PRML 7.1に記載の、線形分離可能なデータを分類するサポートベクトルマシンを構成し、推定値、およびサポートベクトルを図示します。なお、カーネル関数は用いておらず、線形カーネル相当となります。二次計画法には、kernlabパッケージのipopを用いています。
library(MASS)
library(kernlab)
frame()
set.seed(0)
par(mfcol=c(1, 2))
par(mar=c(3, 3, 1, 0.1))
par(mgp=c(2, 1, 0))
xrange <- c(-4, 8)
yrange <- c(-8, 4)
x1 <- seq(xrange[1], xrange[2], .1)
x2 <- seq(yrange[1], yrange[2], .1)
x <- mvrnorm(10, c(0,1), matrix(c(2, 1.9, 1.9, 2), 2))

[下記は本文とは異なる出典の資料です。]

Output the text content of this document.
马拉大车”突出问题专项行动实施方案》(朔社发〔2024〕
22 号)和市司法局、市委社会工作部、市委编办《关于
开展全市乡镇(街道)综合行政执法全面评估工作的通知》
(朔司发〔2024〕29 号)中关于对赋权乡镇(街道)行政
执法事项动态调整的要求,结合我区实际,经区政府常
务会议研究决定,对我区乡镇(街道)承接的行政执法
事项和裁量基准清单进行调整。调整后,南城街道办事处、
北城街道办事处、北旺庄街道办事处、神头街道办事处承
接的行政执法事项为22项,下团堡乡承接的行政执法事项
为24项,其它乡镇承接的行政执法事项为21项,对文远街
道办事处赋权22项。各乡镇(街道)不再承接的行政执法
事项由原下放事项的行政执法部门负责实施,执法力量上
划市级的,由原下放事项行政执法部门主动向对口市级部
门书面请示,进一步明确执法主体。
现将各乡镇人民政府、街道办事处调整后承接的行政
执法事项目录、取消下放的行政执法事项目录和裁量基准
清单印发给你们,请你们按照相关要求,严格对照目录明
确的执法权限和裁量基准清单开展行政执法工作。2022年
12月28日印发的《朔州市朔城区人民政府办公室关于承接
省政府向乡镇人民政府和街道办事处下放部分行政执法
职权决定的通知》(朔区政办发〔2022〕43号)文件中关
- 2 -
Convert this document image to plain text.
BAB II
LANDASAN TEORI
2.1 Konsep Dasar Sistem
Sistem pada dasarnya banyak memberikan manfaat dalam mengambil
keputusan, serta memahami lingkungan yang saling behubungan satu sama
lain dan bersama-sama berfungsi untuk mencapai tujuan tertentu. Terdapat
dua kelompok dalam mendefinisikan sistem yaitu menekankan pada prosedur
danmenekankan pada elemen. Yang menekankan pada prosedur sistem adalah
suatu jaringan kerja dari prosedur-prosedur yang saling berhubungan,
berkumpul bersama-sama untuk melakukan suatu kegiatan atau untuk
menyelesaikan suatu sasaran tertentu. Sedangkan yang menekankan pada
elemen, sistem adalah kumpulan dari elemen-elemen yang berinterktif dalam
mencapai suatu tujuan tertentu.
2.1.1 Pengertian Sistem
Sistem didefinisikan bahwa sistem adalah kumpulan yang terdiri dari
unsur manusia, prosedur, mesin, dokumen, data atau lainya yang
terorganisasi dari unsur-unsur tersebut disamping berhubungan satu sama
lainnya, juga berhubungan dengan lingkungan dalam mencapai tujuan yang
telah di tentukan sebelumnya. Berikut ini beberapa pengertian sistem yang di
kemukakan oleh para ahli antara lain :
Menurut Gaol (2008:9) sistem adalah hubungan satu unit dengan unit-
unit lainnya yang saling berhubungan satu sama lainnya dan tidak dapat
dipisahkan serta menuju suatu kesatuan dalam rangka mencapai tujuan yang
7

d1 <- as.data.frame(cbind(x, 1, 1))
x <- mvrnorm(10, c(2,0), matrix(c(2, 1.9, 1.9, 2), 2))
d1 <- rbind(d1, as.data.frame(cbind(x, 2, -1)))
x <- mvrnorm(5, c(7,-7), matrix(c(.2, 0, 0, .2), 2))
d2 <- rbind(d1, as.data.frame(cbind(x, 2, -1)))
d3 <- as.data.frame(rbind(cbind(1, 1, 1, 1), cbind(0, 1, 2, -1)))
names(d1) <- c("x1","x2","class","t")
names(d2) <- c("x1","x2","class","t")
names(d3) <- c("x1","x2","class","t")
doplot <- function(d) {
N <- nrow(d)
# quadratic programming
cc <- matrix(rep(-1, N))
hmat <- cbind(d$t * d$x1, d$t * d$x2)
hmat <- hmat %*% t(hmat)
ll <- matrix(rep(0, N))
uu <- matrix(rep(1.0e+8, N)) # don't need the upper bound, though...
bb <- 0
rr <- 0
amat <- matrix(d$t, nrow=1, ncol=N)
sv <- ipop(cc, hmat, amat, bb, ll, uu, rr)
a <- primal(sv)
# non-support vectors
a[a < 1.0e-5] <- 0
# derive b
bs <- c()
for (n in 1:N) {
if (a[n] != 0) {
bs <- c(bs, d$t[n] - rowSums(a * d$t * (cbind(d$x1[n], d$x2[n]) %*% t(cbind(d$x1, d$x2)))))
}
}
b <- mean(bs)
# plot estimates
estimate <- function(x1, x2) {
result <- 0
for (n in 1:N) {
if (a[n] != 0) {
result <- result + a[n] * d$t[n] * (cbind(x1, x2) %*% t(cbind(d$x1[n], d$x2[n])))
}
}
result <- result + b
}
y1 <- outer(x1, x2, estimate)
plot(d$x1, d$x2, col=d$class, type="n", xlim=xrange, ylim=yrange)
image(x1, x2, y1, xlim=xrange, ylim=yrange, col=terrain.colors(32), add=T)
contour(x1, x2, y1, xlim=xrange, ylim=yrange, levels=c(-1, 0, 1), add=T)
par(new=T)
plot(d$x1, d$x2, pch=ifelse(a == 0, 1, 16), col=d$class, xlim=xrange, ylim=yrange)
title("y(x)")
}
doplot(d1)
doplot(d2)